With Bonfire Night almost upon us, I thought I would share my favourite gingerbread recipe which was torn from an issue of Waitrose Food Illustrated many moons ago. These gingerbread cupcakes with lemon icing are light and airy rather than dense and sticky and so quick to make. They would also be great around Christmas time.
For non British readers, Bonfire Night is also known as Fireworks’ Night or Guy Fawkes’ Night. It’s a British tradition dating back to the Gunpowder Plot of 1605, when Catholic conspirator Guy Fawkes tried to blow up the Houses of Parliament and King James I.
The anniversary of Fawkes’ arrest on 5 November is celebrated each year with fireworks and bonfires.
Makes 12
Ingredients
100g unsalted butter
100g molasses sugar
125g golden syrup
125ml whole milk
190g self-raising flour
1/2 tsp ground nutmeg
1 tsp ground cinnamon
2 tsp ground ginger
1 tsp bicarbonate of soda
60g stem ginger, drained and chopped
1 egg, beaten
For the icing
40g unsalted butter, softened
200g golden icing sugar
1-2 tbsp lemon juice
1 ball stem ginger
heaped tsp caster sugar
Preheat the oven to 180c or gas mark 4 and line a 12 hole muffin tin with paper cases.
Tip the 100g butter, molasses and golden syrup into a small saucepan and heat gently, stirring, until the butter has melted and the mixture is smooth. Remove from the heat and stir in the milk then set aside to cool.
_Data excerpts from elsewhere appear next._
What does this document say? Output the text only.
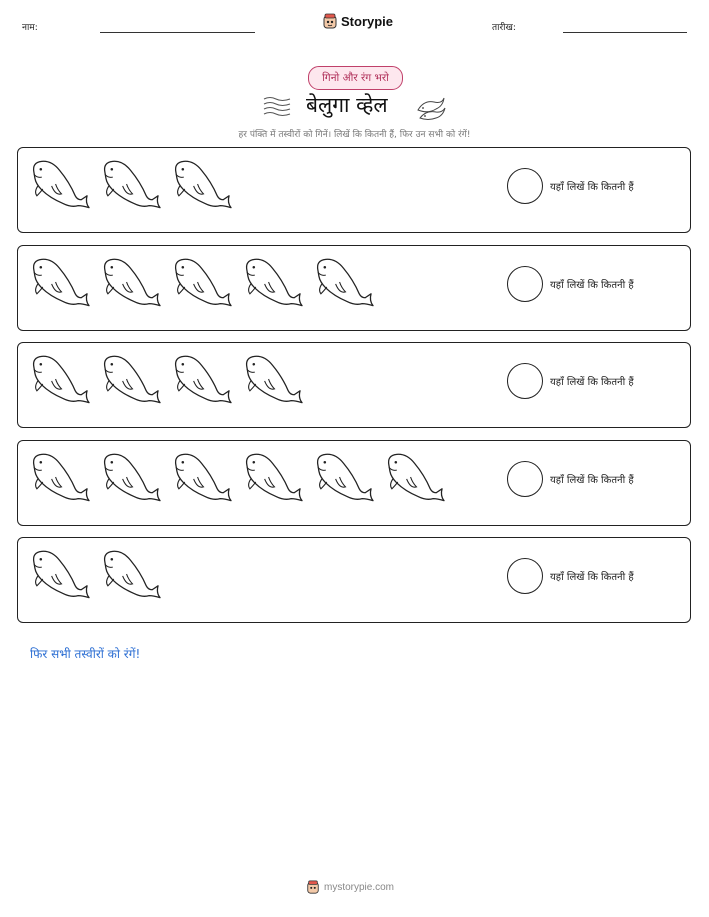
नाम:	Storypie	तारीख:
गिनो और रंग भरो
बेलुगा व्हेल
हर पंक्ति में तस्वीरों को गिनें। लिखें कि कितनी हैं, फिर उन सभी को रंगें!
यहाँ लिखें कि कितनी हैं
यहाँ लिखें कि कितनी हैं
यहाँ लिखें कि कितनी हैं
यहाँ लिखें कि कितनी हैं
यहाँ लिखें कि कितनी हैं
फिर सभी तस्वीरों को रंगें!
mystorypie.com
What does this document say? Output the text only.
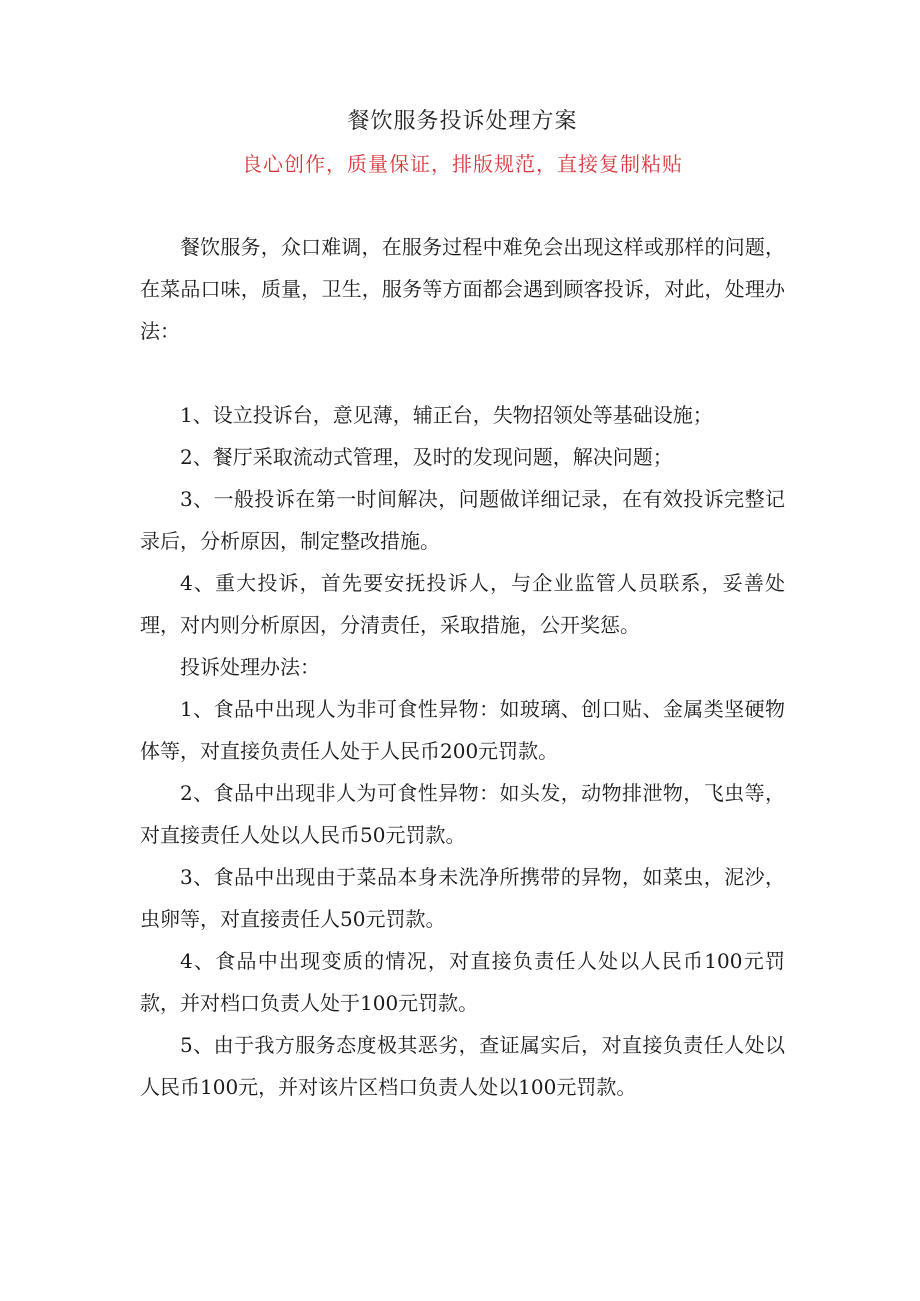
餐饮服务投诉处理方案
良心创作，质量保证，排版规范，直接复制粘贴

餐饮服务，众口难调，在服务过程中难免会出现这样或那样的问题，在菜品口味，质量，卫生，服务等方面都会遇到顾客投诉，对此，处理办法：

1、设立投诉台，意见薄，辅正台，失物招领处等基础设施；

2、餐厅采取流动式管理，及时的发现问题，解决问题；

3、一般投诉在第一时间解决，问题做详细记录，在有效投诉完整记录后，分析原因，制定整改措施。

4、重大投诉，首先要安抚投诉人，与企业监管人员联系，妥善处理，对内则分析原因，分清责任，采取措施，公开奖惩。

投诉处理办法：

1、食品中出现人为非可食性异物：如玻璃、创口贴、金属类坚硬物体等，对直接负责任人处于人民币200元罚款。

2、食品中出现非人为可食性异物：如头发，动物排泄物，飞虫等，对直接责任人处以人民币50元罚款。

3、食品中出现由于菜品本身未洗净所携带的异物，如菜虫，泥沙，虫卵等，对直接责任人50元罚款。

4、食品中出现变质的情况，对直接负责任人处以人民币100元罚款，并对档口负责人处于100元罚款。

5、由于我方服务态度极其恶劣，查证属实后，对直接负责任人处以人民币100元，并对该片区档口负责人处以100元罚款。
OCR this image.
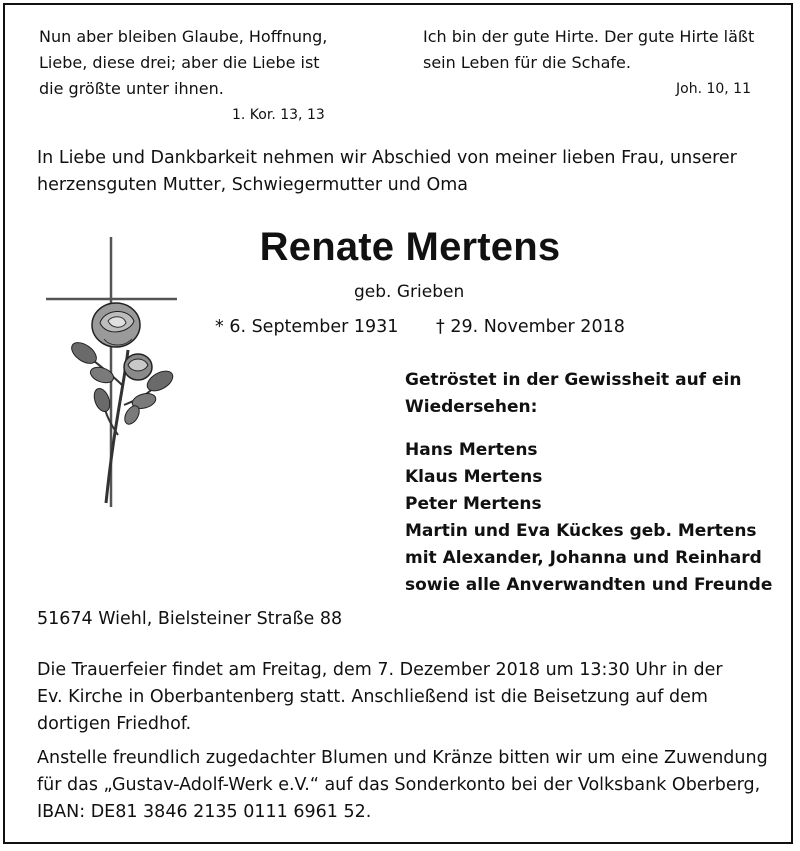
Nun aber bleiben Glaube, Hoffnung,
Liebe, diese drei; aber die Liebe ist
die größte unter ihnen.

1. Kor. 13, 13

Ich bin der gute Hirte. Der gute Hirte läßt
sein Leben für die Schafe.

Joh. 10, 11

In Liebe und Dankbarkeit nehmen wir Abschied von meiner lieben Frau, unserer
herzensguten Mutter, Schwiegermutter und Oma

Renate Mertens

geb. Grieben

* 6. September 1931 † 29. November 2018

Getröstet in der Gewissheit auf ein
Wiedersehen:

Hans Mertens
Klaus Mertens
Peter Mertens
Martin und Eva Kückes geb. Mertens
mit Alexander, Johanna und Reinhard
sowie alle Anverwandten und Freunde

51674 Wiehl, Bielsteiner Straße 88

Die Trauerfeier findet am Freitag, dem 7. Dezember 2018 um 13:30 Uhr in der
Ev. Kirche in Oberbantenberg statt. Anschließend ist die Beisetzung auf dem
dortigen Friedhof.

Anstelle freundlich zugedachter Blumen und Kränze bitten wir um eine Zuwendung
für das „Gustav-Adolf-Werk e.V.“ auf das Sonderkonto bei der Volksbank Oberberg,
IBAN: DE81 3846 2135 0111 6961 52.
Sieve together the flour, spices and bicarbonate of soda into a bowl then add the chopped stem ginger.
Once the molasses mixture is cool, beat in the egg and then pour onto the dry ingredients. Fold in and stir to combine fully. Divide the mixture equally between the 12 cases making them half to two-thirds full.
Bake for approximately 15 minutes until golden and a cocktail stick comes out clean. Leave to cool on a wire rack.
To make the icing, beat the 40g butter in a large bowl and then sieve in the icing sugar. Beat to mix, though at this stage it won’t look like it will come together, but don’t worry! Add the lemon juice gradually, beating until it comes together as a smooth but pipe-able icing. Transfer to a piping bag fitted with a star nozzle and pipe stars on top.
Cut the ball of stem ginger into small 3-4mm sized cubes and toss in the caster sugar until they are fully covered in sugar. Scatter over the cupcakes.